= Georg Ræder =

Norwegian military officer, railway pioneer and politician

Johan Georg Ræder (21 March 1814 - 3 January 1898) was a Norwegian military officer, railway pioneer and politician. He was a driving force in the construction of Norway's first railway line, the Hoved Line from Christiania to Eidsvoll, which opened in 1854.

==Personal life==
Ræder was born in Kongsvinger as the son of Johan Christopher Ræder and Karen Sophie Hedevig Munch. He was the brother of Ole Munch Ræder, Jacques Ræder and Nicolai Ditlev Ammon Ræder. and uncle of Anton Ræder. He married Thora Caroline Munch in 1844.

==Career==
Ræder started his military career as second lieutenant in 1833. He graduated from the Military College in 1837, and was then assigned with the Engineering Brigade (Ingeniørbrigaden).

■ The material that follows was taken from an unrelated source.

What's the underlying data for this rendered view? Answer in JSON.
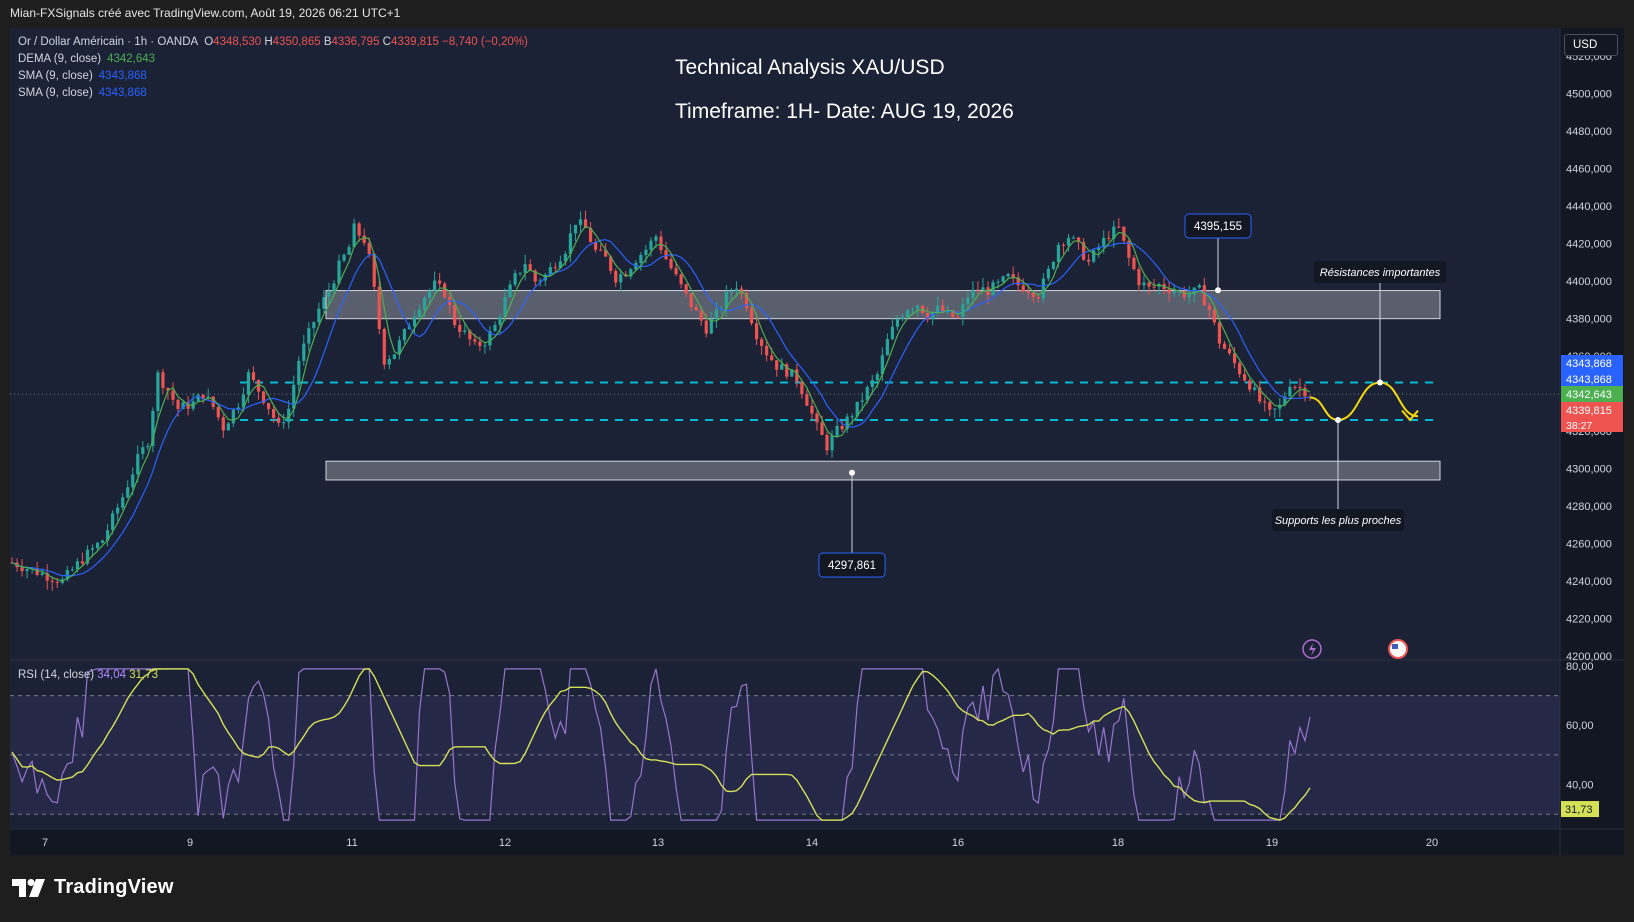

He was in charge of the construction of the road over Filefjell around 1840. From 1842 to 1843 he studied in France and England, where he learned about railway construction. In 1843 he was engaged by timber merchants Westye Egeberg and Carsten Tank Egeberg, to carry out investigation and siting of a railroad line from Christiania to Eidsvoll, and delivered his report in 1844. He was selected to be a member of the first Norwegian railway commission in 1845. Ræder was a driving force in the commission, and also a member of the supervising committee for the construction of Norway's first railway line, the Hoved Line from Christiania to Eidsvoll. The line opened in 1854. He was also a member of the board of directors of the Hoved Line, from 1853 to 1855.

Ræder was a member of the City Parliament of Christiania from 1849 to 1876. He was suppleant to the Parliament of Norway from 1862 to 1863, from 1865 to 1866, and from 1874 to 1879. He was director of the Norwegian Military College from 1864 to 1894. He had the rank of major general from 1872, and lieutenant general from 1888. At the crowning ceremony of King Oscar II in the Nidaros Cathedral in 1873 he carried the Royal Sword. A painting by Knud Bergslien from 1874 depicting this ceremony is located at the Royal Palace in Oslo. He was a member of several public commissions, and wrote many articles for the magazine Norsk Militært Tidsskrift. He was decorated Commander, First Class of the Order of St. Olav, received the Grand Cross of the Order of the Sword and the Grand Cross of the Prussian Order of the Red Eagle.